2) Take your time and start surfing for a better opportunity. Keep your cards to your chest, don't broadcast your intent. You need the safe-time to scout.
3) Be confident and recognize you aren't being underhanded. In the end, this is NOT about you being ungrateful. It's about fit and finish after 10 years. It's fair for employers to expect loyalty from employes, and in like fashion Employers are obligated to understand they are on the hook to run their operations in a manner that, in natural fashion, retains employees of their own free will. We all know if there's a better opportunity out there (global statement, not just $), common sense indicates that will be considered.
I don't want to push you in a direction, so please bear with me: One of the biggest mistakes throughout my lifetime was NOT leaving a place when I should have. I stuck around because of how much I had invested into managing those projects and felt "my name" was on them.
What I didn't see at the time was that to too high a degree what was going on was: Use the "agreeable fellow" as the target dummy and convenient gopher. I've generalized here, but I hope you get the drift. Companies (that have management / leadership challenges) absolutely LOVE to have hard working agreeable-people sweeping up or shouldering tasks that otherwise would/should/could be handled by other or more people.
So relax, take your time, keep quiet about it, and do some scouting in a relaxed and thought out manner. That's key.
If you are older, you have a different factor to consider: Do you stay because, in the end, that's smarter because you don't have that many years left to work? If you are younger, my personal feeling is now is the time to learn how to "dance" in job seeking. That, in itself, is good life experience.

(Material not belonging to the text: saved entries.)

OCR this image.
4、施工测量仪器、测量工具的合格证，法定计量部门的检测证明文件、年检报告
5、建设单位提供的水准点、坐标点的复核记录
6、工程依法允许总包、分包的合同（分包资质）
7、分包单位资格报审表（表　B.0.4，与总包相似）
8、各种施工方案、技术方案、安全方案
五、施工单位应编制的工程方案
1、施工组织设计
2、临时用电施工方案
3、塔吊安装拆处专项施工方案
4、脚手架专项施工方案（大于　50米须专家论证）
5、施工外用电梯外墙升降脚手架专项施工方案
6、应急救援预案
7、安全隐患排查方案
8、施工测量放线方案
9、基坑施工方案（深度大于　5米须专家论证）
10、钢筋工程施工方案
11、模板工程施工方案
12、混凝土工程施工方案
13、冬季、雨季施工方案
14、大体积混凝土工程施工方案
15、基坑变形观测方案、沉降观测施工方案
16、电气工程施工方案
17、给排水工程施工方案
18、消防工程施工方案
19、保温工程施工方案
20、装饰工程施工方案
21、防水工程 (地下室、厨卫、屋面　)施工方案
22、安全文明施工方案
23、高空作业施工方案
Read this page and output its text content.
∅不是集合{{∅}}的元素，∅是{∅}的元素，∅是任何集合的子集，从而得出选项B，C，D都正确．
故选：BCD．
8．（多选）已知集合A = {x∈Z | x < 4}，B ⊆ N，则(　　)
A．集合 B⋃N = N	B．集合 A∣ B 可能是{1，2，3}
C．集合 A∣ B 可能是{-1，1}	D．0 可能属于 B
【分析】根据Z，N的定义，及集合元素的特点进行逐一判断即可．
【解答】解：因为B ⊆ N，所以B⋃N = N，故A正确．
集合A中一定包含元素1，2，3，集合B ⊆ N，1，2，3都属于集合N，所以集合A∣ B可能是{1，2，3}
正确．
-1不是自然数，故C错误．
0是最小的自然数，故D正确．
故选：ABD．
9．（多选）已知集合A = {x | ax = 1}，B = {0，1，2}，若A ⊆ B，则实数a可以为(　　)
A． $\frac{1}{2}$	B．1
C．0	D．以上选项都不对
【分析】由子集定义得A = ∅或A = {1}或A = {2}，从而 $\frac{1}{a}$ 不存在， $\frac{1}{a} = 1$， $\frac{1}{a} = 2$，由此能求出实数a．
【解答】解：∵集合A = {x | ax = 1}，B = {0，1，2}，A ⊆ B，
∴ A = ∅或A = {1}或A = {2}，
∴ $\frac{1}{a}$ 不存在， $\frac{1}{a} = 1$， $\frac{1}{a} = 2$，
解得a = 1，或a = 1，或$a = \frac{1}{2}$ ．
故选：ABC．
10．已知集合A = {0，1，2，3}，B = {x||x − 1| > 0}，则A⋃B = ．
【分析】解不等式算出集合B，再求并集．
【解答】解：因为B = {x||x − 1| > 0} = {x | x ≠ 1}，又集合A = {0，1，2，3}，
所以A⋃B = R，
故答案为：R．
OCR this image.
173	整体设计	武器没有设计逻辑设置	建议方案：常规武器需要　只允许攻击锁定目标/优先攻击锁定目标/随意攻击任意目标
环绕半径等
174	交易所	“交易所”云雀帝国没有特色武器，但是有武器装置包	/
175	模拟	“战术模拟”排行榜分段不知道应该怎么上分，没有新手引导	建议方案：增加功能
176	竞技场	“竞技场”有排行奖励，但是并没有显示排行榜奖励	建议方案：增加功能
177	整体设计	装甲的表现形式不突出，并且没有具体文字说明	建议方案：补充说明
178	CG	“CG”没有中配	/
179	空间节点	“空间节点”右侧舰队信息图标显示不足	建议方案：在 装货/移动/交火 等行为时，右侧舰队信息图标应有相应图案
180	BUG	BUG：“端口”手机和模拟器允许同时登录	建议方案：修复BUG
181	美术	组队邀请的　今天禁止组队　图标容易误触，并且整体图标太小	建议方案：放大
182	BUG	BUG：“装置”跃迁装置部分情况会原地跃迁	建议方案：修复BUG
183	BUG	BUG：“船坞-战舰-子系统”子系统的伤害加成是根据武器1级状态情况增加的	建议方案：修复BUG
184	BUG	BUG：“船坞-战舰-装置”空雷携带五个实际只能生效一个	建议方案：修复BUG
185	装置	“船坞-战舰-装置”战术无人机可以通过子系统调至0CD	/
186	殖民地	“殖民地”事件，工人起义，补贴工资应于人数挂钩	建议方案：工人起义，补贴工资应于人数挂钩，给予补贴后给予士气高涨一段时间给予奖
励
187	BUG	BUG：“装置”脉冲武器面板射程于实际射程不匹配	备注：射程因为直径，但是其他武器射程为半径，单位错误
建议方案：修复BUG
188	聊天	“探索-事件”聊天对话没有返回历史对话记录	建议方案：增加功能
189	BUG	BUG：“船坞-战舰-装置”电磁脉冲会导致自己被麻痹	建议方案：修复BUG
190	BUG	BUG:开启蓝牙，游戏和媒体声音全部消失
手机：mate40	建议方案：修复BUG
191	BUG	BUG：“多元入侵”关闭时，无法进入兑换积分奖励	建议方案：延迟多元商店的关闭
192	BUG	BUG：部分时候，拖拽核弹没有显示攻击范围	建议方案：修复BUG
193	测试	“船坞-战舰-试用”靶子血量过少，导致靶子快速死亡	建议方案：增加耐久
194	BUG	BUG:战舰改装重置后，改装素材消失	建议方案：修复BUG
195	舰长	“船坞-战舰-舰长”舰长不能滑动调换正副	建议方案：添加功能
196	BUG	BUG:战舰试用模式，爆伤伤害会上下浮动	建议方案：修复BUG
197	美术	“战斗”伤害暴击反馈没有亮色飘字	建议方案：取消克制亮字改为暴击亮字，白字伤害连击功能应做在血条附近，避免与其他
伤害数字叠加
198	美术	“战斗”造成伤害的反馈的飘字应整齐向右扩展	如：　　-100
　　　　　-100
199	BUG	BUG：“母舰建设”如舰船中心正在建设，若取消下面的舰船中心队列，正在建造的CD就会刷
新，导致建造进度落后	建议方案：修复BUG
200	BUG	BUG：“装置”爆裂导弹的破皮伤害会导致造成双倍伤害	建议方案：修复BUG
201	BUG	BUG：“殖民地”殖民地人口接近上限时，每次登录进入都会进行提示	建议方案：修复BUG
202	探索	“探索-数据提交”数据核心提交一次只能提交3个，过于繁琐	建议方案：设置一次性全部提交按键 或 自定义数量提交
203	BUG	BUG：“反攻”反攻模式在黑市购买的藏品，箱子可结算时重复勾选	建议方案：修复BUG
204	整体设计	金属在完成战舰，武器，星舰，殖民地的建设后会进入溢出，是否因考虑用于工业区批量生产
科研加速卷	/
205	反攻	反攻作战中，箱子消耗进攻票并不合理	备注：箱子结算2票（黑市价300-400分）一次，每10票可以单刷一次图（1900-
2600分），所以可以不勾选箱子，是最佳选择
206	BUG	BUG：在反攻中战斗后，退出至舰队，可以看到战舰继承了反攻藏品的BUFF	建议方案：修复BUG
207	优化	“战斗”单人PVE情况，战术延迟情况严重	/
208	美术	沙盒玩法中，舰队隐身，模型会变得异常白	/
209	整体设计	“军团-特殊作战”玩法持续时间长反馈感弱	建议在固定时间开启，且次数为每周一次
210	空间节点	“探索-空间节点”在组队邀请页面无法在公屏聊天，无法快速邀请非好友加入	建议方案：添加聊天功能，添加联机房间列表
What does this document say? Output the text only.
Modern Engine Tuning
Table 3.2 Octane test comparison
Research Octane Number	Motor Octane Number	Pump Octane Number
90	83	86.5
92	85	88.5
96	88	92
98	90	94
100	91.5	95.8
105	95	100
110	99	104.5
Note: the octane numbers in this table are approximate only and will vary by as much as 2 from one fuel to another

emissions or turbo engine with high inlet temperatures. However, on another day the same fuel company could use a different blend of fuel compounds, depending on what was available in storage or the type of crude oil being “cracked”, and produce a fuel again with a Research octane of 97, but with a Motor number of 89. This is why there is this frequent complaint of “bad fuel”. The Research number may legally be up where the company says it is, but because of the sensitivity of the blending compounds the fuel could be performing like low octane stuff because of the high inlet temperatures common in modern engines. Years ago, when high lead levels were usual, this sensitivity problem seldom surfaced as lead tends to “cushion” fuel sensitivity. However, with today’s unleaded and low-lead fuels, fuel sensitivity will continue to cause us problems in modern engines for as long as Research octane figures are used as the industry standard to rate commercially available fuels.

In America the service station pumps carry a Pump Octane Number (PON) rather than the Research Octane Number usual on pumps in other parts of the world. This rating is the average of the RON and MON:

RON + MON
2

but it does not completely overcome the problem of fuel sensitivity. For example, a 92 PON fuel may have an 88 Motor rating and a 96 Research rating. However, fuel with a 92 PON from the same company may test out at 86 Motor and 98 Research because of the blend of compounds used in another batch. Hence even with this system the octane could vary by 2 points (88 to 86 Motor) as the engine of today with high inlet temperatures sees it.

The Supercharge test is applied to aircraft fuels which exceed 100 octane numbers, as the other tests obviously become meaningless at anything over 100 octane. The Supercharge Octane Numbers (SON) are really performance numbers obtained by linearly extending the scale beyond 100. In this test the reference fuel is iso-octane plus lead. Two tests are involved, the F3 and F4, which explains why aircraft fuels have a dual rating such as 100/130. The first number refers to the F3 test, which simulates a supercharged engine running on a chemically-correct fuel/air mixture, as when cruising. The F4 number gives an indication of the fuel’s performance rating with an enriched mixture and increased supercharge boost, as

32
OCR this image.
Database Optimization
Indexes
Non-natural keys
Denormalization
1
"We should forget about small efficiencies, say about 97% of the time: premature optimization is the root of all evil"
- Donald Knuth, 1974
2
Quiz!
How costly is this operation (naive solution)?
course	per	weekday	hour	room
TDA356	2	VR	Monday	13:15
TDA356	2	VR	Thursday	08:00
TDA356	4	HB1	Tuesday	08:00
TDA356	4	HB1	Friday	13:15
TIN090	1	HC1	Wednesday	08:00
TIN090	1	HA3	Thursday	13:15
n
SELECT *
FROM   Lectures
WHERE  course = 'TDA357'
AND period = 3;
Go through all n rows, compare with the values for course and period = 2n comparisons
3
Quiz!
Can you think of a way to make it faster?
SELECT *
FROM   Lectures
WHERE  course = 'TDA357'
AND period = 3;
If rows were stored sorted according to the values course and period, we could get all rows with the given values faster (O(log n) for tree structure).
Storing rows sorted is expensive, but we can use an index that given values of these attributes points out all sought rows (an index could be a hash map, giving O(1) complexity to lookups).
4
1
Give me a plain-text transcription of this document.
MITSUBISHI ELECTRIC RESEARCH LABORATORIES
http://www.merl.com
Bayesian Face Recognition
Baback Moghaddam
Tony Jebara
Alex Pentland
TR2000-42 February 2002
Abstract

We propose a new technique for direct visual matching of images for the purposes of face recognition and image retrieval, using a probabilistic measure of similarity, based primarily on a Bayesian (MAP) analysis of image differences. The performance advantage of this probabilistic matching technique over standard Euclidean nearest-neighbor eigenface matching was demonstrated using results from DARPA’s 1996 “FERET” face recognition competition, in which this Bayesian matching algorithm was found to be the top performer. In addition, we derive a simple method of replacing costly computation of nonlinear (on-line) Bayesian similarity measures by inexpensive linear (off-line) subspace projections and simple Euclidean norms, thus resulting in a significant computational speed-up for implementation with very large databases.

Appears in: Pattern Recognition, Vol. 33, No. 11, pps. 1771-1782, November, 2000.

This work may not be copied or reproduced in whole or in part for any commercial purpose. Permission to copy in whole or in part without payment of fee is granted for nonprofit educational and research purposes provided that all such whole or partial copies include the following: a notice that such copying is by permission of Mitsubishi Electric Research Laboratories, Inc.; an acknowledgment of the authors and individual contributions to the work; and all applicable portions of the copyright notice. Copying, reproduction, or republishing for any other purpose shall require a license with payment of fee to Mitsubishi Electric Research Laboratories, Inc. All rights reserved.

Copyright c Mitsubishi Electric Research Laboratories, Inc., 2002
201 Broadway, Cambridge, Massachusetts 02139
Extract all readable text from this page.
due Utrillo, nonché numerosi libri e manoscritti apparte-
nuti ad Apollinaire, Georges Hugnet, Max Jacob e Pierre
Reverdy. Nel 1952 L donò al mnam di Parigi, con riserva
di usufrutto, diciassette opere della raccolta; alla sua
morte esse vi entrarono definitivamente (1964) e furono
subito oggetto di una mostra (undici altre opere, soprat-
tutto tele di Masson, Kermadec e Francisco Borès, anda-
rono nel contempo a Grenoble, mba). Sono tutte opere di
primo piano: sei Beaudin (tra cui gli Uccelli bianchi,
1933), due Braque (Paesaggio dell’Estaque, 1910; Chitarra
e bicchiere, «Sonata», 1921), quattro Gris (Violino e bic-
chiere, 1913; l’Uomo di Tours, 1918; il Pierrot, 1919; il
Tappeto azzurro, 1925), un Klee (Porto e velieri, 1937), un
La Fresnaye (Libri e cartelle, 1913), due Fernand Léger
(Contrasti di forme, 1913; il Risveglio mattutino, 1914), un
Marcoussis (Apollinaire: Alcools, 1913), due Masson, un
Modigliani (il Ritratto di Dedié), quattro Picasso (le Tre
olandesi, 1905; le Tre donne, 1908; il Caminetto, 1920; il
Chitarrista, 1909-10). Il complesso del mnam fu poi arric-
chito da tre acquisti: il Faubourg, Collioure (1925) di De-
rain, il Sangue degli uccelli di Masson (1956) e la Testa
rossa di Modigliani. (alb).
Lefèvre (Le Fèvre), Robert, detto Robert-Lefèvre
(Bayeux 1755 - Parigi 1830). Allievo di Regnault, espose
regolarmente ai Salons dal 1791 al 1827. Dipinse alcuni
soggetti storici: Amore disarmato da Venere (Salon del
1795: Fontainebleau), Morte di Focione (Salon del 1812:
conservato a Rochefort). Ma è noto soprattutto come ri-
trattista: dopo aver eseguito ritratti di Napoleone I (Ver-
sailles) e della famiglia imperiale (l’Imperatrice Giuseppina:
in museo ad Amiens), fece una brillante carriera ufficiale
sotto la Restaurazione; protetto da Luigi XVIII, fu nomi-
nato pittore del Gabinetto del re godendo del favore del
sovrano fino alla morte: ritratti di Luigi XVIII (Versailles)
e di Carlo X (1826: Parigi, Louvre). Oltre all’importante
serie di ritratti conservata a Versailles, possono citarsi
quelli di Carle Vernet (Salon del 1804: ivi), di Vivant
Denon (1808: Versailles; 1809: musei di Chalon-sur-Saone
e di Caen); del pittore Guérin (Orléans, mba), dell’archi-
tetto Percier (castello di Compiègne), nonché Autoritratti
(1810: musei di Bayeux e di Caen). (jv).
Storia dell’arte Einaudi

Lastly: Be stoic, and practical. No place is Utopia. When sticking your neck out for a change it's entirely possible you end up someplace you want to leave in a year. That could happen. Consider that risk, own it, and if it should happen rinse and repeat the process.
It's like fishing. You keep casting.
Anyway, good luck to you. Be confident in your abilities. By your description and knowing nothing else you are a self-initiator with enough skills to have taken on some important duties.
There are a lot of places that want that kind of person in their shop.